Mon the 14th Waxing of Āsāḷha B.E.2560, July 18, A.D.2016 Year of the Monkey
The Associated Press, by Sopheng Cheang, Phnom Penh, Cambodia, July 18, 2016
Tom Malinowski, U.S. Assistant Secretary of State for Democracy, Human Rights, and Labor. Photo courtesy VOA
A visiting U.S. human rights envoy held talks Monday focused on Cambodia’s political situation and human rights, said the Cambodian foreign ministry official who met with him.
Assistant Secretary of State for Democracy, Human Rights, and Labor Tom Malinowski arrived in Cambodia as political tensions are mounting, just over a week after the killing of prominent political commentator Kem Ley, who was often sharply critical of the government of Prime Minister Hun Sen.

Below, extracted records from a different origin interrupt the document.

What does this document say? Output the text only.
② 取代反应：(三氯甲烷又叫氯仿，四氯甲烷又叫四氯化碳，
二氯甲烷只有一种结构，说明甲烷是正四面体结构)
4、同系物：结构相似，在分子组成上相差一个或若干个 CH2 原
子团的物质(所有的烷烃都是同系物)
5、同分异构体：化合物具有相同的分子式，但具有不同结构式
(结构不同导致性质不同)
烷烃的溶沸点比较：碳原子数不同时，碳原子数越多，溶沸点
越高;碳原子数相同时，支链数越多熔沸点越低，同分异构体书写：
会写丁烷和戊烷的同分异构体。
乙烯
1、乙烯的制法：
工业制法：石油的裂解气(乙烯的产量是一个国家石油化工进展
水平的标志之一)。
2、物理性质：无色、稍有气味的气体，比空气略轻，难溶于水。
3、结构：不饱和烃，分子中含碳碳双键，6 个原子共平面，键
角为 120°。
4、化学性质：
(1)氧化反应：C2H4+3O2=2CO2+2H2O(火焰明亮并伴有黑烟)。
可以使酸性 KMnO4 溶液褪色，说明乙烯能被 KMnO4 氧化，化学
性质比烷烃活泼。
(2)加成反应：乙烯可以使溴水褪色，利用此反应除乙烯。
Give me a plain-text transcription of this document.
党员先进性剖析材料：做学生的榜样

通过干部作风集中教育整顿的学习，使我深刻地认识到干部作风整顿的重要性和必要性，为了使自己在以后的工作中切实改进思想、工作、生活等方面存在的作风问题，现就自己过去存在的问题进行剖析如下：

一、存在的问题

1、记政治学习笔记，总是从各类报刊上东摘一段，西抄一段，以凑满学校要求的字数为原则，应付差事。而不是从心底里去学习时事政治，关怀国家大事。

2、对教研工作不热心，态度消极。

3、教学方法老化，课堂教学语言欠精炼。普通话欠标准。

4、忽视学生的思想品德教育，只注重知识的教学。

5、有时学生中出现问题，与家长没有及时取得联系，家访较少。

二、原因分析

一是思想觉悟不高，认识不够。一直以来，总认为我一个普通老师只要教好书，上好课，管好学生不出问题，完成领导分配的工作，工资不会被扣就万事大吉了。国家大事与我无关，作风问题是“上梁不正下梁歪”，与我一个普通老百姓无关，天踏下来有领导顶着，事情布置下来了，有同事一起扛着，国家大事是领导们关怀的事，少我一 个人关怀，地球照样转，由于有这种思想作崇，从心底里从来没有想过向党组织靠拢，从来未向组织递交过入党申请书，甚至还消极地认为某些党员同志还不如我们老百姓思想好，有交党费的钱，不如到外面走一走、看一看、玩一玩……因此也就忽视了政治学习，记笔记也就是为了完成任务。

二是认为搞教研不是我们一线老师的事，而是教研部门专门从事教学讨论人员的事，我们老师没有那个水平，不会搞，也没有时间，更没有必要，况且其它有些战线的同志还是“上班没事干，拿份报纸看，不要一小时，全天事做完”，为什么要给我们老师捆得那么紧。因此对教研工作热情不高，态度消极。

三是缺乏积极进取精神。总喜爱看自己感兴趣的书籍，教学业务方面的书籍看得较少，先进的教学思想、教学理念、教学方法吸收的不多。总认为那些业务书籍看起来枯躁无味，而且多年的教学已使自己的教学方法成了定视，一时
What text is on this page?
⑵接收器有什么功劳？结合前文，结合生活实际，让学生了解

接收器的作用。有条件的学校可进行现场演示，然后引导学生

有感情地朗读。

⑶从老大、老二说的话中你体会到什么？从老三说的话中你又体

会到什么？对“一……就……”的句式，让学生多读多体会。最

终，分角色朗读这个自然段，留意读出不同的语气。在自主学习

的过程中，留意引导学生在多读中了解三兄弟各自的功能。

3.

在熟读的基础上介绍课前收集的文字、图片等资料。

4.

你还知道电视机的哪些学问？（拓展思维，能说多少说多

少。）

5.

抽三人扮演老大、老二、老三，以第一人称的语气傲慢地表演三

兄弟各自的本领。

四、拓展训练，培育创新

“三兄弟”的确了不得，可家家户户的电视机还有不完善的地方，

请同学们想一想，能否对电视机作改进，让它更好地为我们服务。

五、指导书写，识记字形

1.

Police say his killer confessed to committing the murder because of a grudge about an unpaid debt, but the shooting is widely believed to have been a political act.
Malinowski met with Foreign Ministry Secretary of State Ouch Borith, who spoke to reporters afterward. He said he had defended his government’s policy to the U.S. diplomat, who left the meeting without talking to journalists.
The State Department had announced ahead of Malinowski’s two-day visit that its purpose is to “underscore the importance of human rights in the U.S.-Cambodia relationship.” It said he would meet government officials, opposition party members and others to discuss the importance of free and fair elections in Cambodia, where local elections are due next year.
There is an increasing push in the U.S. Congress to pressure Cambodia to improve its human rights record and act more democratically.
Hun Sen’s government last year began cracking down on the opposition Cambodia National Rescue Party through the court system, which is considered a tool of the ruling Cambodian People’s Party.
Party leader Sam Rainsy remains abroad to avoid jail, while deputy leader Kem Sokha is taking refuge inside the party’s headquarters. Both face charges they allege are specious and politically motivated. Other party members and NGO workers also have come under legal and even physical attack.
Ouch Borith told reporters that he told Malinowski that the legal cases were pursued strictly because people committed crimes, and were not political.
“The government is willing to respect human rights and the rule of democracy but within the framework of the rule of law,” he said.
He blamed the Cambodia National Rescue Party for the poor political relations with the government, claiming it had broken the terms of a 2014 agreement that was meant to ease political conflict.
He said he told Malinowski that the two opposition leaders had signed the agreement, but in every forum with their supporters had strongly attacked the government, expressing “evil ideas” and inciting discrimination for their own political benefit.
The government’s crackdown began after opposition members accused it of conceding territory to neighboring Vietnam, Cambodia’s traditional enemy. The subject is a volatile one, and the charges seemed to strike a chord with the public.
“The government side always wanted to see political stability and peace happen in the country,” said Ouch Borith. “The government did really want to see political stability and peace.”